4. Are the records, routing, RPKI, and contracts aligned?
5. Can the business maintain continuity if something changes?
When those questions are answered clearly, Internet number resources become easier to protect, manage, transfer, and use responsibly.
Organizations seeking greater awareness of number-resource policy and governance can explore NRS membership or contact NRS for more information.
Frequent Asked Questions
Number resources are the identifiers that allow networks and services to operate on the Internet. They include public IP addresses and Autonomous System Numbers. Infrastructure operators use these resources for routing, customer access, hosting, security controls, partner integrations, and service delivery.
Number resources need a continuity plan because instability can affect customer access, partner connections, firewall allowlists, routing, compliance workflows, and revenue-generating services. Even when servers and applications are still online, customers may experience disruption if the underlying number resources are no longer stable or trusted.

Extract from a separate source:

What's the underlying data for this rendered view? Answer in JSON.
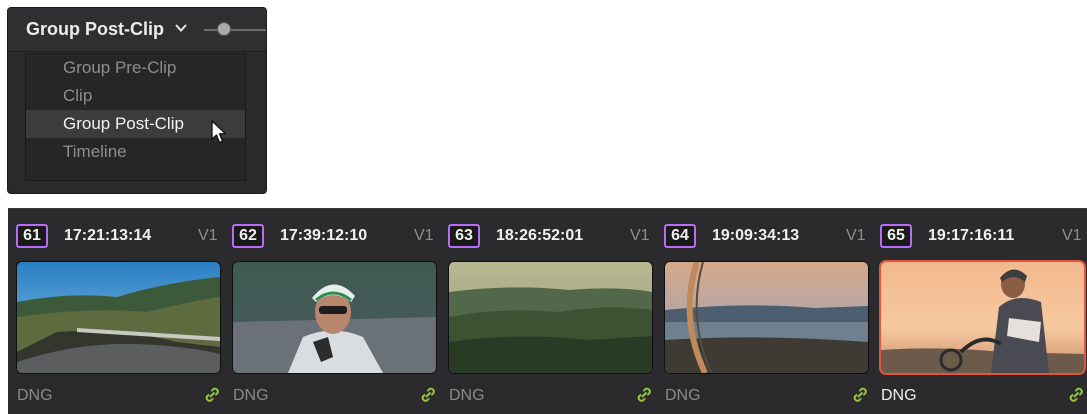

If IP address continuity is not protected, operators may face service disruption, customer complaints, failed integrations, security blocks, migration pressure, reputation issues, and revenue loss. Customers may also need to update DNS records, firewalls, VPNs, payment systems, or partner allowlists, which can create additional operational burden.
Number resource continuity should involve network, legal, commercial, finance, compliance, and customer operations teams. Network teams may manage routing and technical configuration, but contracts, renewals, customer commitments, and business impact require cross-functional ownership.
Operators should review their number resource continuity plans regularly and before any major renewal, customer migration, network expansion, provider change, or IP leasing agreement update. Reviews should also happen after incidents, ownership changes, registry updates, or changes to critical customer services.